87. Having carefully considered this in in line with our remedy guidance, we are satisfied these actions are proportionate to put right the injustice Mrs U experienced.

88. For the reasons set out above, we have decided to take no further action in Mrs U’s complaint.

89. We understand the events described in our statement have been very distressing to Mrs U and her family and appreciate their experience continues to affect them. We hope we have been able to provide some reassurance that we have carefully considered Mrs U’s concerns, and we thank her for bringing this complaint to our office.

Our Decision

1. We have carefully considered Mrs U’s complaint about University Hospitals of North Midlands NHS Trust (the Trust). We are sorry to hear about her brother’s death and the tragic events preceding this. We recognise the impact this loss has had and continues to have for Mrs U and her family.
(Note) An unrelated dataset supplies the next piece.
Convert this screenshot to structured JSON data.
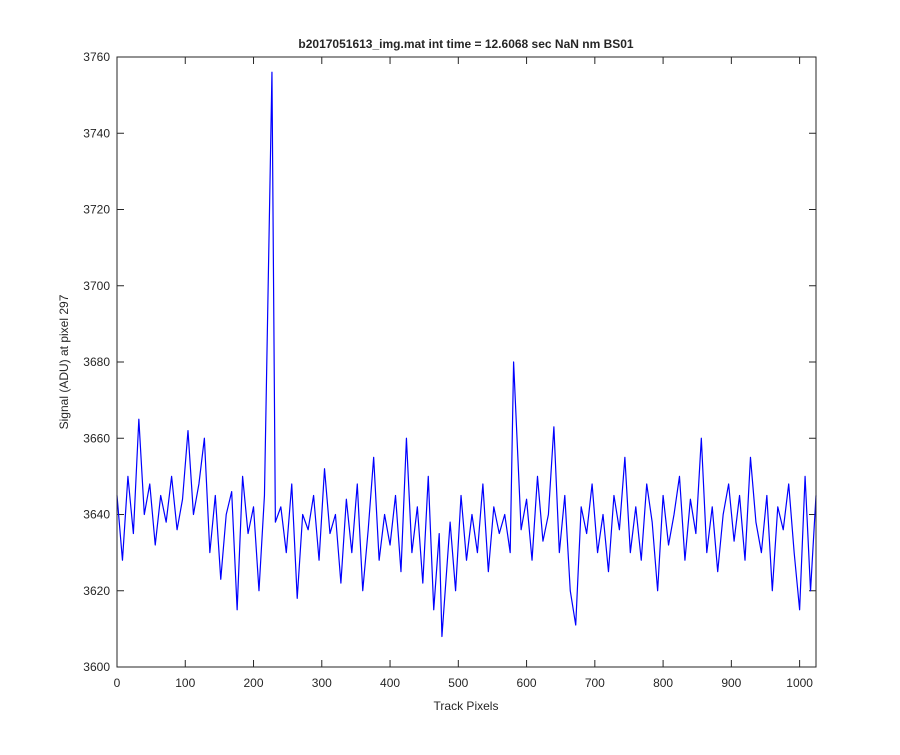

2. We have seen no indication something went wrong with the care Mr O received and have decided to take no further action in this part of Mrs U’s complaint.

3. We can see an indication something went wrong in how the Trust handled Mrs U’s complaint. We spoke to the Trust, and it agreed to write to Mrs U to acknowledge its mistakes and apologise. We think this is proportionate to put right the upset and distress caused to Mrs U.

4. We have set out our reasoning in this decision statement.